The noun is uncountable in the sentence, which says that John in general has done time. The prison is non-specific and uncountable. If I change it to ''a prison,'' it'll mean John's been just in one prison that is non-specific too. In other words, the difference between the two is that the first sentence more shows the state and doesn't give any information of the prison or prisons he has been in(it could mean he has been in more than one prison). But the second gives the quantity of prisons, which is one.

Correct me if I'm wrong.

''The problems of British prisons''

What would the difference be if I changed prisons to prison(uncountable) here?


Hello MCWSL,

There is a particular use of articles here. When we are describing a public institution which is being used for its original purpose we do not use an article. For example:

He went to hospital [he's a patient]

He went to a hospital [he is visiting for some reason; we do not know or do not care which hospital it is]

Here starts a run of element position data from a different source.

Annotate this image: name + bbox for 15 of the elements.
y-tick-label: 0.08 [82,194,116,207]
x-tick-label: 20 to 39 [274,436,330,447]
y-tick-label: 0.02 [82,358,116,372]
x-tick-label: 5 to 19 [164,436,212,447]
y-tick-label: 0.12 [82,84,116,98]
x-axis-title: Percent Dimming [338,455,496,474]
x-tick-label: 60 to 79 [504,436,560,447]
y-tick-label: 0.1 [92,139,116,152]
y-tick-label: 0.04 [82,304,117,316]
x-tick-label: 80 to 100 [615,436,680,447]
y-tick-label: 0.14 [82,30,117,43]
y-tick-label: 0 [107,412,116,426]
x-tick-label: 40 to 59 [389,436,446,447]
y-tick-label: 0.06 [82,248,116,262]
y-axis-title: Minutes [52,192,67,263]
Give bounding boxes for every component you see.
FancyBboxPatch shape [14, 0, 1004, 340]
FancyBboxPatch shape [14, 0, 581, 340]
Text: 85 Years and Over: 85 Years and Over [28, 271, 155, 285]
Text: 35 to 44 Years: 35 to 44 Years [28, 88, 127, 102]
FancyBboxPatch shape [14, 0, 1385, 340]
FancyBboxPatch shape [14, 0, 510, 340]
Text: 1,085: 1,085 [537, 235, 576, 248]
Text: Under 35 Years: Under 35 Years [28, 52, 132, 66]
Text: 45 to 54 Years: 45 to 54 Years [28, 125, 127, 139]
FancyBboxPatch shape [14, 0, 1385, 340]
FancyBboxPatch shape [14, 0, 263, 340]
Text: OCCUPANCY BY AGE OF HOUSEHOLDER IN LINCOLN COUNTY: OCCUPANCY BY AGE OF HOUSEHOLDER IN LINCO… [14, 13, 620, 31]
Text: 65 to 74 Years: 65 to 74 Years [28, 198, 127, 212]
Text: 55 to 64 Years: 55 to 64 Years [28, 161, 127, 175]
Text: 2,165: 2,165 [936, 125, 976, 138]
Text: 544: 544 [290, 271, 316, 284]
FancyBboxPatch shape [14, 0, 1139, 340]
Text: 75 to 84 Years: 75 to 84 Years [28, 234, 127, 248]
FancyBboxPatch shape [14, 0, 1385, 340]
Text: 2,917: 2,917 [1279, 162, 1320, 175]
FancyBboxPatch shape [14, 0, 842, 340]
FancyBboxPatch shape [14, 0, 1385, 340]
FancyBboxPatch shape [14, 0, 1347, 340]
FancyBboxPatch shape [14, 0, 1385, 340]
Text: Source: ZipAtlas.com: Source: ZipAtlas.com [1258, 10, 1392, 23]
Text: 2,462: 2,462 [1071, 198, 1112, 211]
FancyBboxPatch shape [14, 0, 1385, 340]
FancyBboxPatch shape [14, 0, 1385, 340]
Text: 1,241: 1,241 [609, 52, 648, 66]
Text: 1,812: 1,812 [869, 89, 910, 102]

He went to the hospital [he is visiting for some reason; both the speaker and the listener know which hospital it is]

The same pattern can be seen with a number of other institutions: school, university, college, prison, court, and church.

I'm in church [I'm praying/participating in a service]

I'm in a church [I'm visiting, perhaps as a tourist]

I'm in the church [I'm visiting a specific known church]


Best wishes,


The LearnEnglish Team

Hi ,

I've got this sentence: We saw a rapid rise in life expectancy due to improvement in medicine".

My question is : with regard to the word " expectancy" , does it have the same meaning in this context as the word " expectation" or " life span "? I understand that life expectancy is how long we expect someone to live and life span also means the maximum time someone live. But what about expectation? Does expectation also means our expectation of life time of a person?